Yes, they would, or more correctly the estate would. Remember in this country it's the whole estate that is taxed, not each individual heir's share.

The rules don't provide for this, since it would be unusual for anyone to make unfettered gifts to a commercial enterprise. Normally a quid pro quo would be expected in return. This is different when the gift or bequest goes to a connected person. So especially when nothing is expected in return, it's difficult subsequently to argue that it wasn't really a gift but a commercial arrangement. With an arm's-length enterprise, it's easier to argue the commercial aspect.

But there's nothing to stop you making the bet with the parents of an acquaintance, and for that acquaintance to make a similar bet with your parents. - Or maybe there is.

Reply to
Ronald Raygun

Likewise in Morocco. I know of a wealthy businessman (ex-pat) who entered into this type of "annuity" scheme. Unfortunately, for him (and his family), he died of a heart attack within 24 hours, IIRC, of signing the paperwork.

Reply to
Doug Ramage

Surely the 'discount' fraction would be a gift and just subject to the seven year rule.

Tim

Reply to
tim

Can it be a gift if you are getting something (a lease) in return? If so, every tenant would have a rent of zero and would just happen to give the landlord a gift every month ...

Reply to
Stephen Burke

Using one of them was not a serious option

Okay- so rather than enter into a scheme which could be seen as suspicious the most likely option seems to be to loan the parents some money. So the children can loan the parents some money to buy the house. What happens now if the children need to borrow that money themselves?

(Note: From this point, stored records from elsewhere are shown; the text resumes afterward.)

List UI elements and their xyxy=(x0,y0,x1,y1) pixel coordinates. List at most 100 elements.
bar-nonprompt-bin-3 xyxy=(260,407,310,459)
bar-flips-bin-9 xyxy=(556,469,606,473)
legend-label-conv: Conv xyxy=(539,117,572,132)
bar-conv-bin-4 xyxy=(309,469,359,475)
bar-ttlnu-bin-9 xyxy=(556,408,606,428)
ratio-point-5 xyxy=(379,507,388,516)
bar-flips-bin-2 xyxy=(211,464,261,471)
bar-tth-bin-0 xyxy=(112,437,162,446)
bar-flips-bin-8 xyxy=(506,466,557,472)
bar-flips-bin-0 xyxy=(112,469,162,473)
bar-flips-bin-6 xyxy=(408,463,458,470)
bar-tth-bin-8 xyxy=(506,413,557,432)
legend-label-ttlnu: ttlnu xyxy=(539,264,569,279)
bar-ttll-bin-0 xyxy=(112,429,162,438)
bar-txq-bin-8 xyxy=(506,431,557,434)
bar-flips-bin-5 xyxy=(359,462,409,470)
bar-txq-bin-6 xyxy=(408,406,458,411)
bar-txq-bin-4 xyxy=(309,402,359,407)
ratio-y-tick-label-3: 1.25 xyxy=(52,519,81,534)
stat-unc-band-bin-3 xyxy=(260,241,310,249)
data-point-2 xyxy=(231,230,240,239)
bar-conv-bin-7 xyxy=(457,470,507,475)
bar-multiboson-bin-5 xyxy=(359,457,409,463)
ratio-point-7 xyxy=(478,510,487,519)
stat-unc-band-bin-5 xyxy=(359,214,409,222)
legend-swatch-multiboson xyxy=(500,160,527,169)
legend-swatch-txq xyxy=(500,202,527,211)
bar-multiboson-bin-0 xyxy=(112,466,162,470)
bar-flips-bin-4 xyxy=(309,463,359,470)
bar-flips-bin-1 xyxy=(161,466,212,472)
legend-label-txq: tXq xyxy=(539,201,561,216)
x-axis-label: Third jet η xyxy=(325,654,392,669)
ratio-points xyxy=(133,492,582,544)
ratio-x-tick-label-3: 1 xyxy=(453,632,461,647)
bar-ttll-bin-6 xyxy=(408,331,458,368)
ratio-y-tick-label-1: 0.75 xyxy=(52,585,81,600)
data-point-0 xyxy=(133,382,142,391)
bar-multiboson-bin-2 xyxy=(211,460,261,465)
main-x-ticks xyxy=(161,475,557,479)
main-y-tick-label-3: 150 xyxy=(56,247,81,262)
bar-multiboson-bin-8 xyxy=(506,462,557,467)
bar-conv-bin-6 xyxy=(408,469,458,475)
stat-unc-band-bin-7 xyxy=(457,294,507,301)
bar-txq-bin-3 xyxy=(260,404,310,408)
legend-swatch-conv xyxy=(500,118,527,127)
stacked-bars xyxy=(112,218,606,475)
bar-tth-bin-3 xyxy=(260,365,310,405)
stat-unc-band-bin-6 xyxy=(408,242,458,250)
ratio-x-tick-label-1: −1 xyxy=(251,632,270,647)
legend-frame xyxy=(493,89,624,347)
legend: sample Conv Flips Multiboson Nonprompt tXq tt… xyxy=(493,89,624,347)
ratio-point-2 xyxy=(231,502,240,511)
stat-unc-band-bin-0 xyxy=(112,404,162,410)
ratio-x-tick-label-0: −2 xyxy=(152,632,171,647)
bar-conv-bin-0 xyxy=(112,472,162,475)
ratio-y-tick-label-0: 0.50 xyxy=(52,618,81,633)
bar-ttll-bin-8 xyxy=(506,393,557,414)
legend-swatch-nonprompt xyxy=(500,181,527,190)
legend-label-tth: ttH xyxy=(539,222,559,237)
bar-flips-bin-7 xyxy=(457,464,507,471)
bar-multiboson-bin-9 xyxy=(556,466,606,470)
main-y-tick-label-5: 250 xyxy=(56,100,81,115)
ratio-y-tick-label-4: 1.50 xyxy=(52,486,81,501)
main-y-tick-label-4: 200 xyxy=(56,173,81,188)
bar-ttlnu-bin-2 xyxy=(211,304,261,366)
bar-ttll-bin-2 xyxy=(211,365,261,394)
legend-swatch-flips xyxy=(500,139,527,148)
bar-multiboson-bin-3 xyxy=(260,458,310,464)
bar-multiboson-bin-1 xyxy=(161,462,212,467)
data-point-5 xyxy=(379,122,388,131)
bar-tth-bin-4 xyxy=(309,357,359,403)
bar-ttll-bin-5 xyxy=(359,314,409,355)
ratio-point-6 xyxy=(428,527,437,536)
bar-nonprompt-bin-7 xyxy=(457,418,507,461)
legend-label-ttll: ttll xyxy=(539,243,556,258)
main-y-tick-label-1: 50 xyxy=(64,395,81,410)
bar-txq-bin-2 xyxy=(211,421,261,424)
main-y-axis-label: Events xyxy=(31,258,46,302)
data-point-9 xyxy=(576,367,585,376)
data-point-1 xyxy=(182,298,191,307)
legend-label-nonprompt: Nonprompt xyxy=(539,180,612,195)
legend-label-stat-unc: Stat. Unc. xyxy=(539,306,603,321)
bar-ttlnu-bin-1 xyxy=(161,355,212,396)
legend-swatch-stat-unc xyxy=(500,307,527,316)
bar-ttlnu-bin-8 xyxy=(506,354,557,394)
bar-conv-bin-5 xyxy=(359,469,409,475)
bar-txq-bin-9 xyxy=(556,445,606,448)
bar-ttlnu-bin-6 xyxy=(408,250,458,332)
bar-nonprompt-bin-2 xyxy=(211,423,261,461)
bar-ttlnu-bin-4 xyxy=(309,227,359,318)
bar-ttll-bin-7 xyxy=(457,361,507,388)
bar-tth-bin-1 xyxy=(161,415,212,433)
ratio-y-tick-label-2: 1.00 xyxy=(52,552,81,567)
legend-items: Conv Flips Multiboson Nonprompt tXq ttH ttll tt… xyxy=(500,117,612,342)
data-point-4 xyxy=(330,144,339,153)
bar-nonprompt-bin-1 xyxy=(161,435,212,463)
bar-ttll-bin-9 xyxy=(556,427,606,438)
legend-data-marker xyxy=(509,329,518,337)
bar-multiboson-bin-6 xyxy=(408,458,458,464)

  1. The house is bought in the name of the children with the parents having some kind of lifetime lease at no rent. Deeds in the childrens name. Efectively then the parents are gifting the rest of the purchase price. This could cause complications later.
  2. The house is bought in the parents name with the children loaning them a proportion of the money. This loan rolls up, with no interest paid. How do the children get that money to lend? Can they borrow it secured on the house if the deeds aren't in their name? What are the other alternatives- an unsecured loan would be substantially more expensive. James
Reply to
James W. West

True.

Reply to
john boyle

And of course CGT could be avoided entirely if the children move into the house when the parents have gone, and stay there for life. Even if they stayed there only for a short while, then depending on how long the parents lived there, Lettings Relief would go some way to mitigating their CGT bill.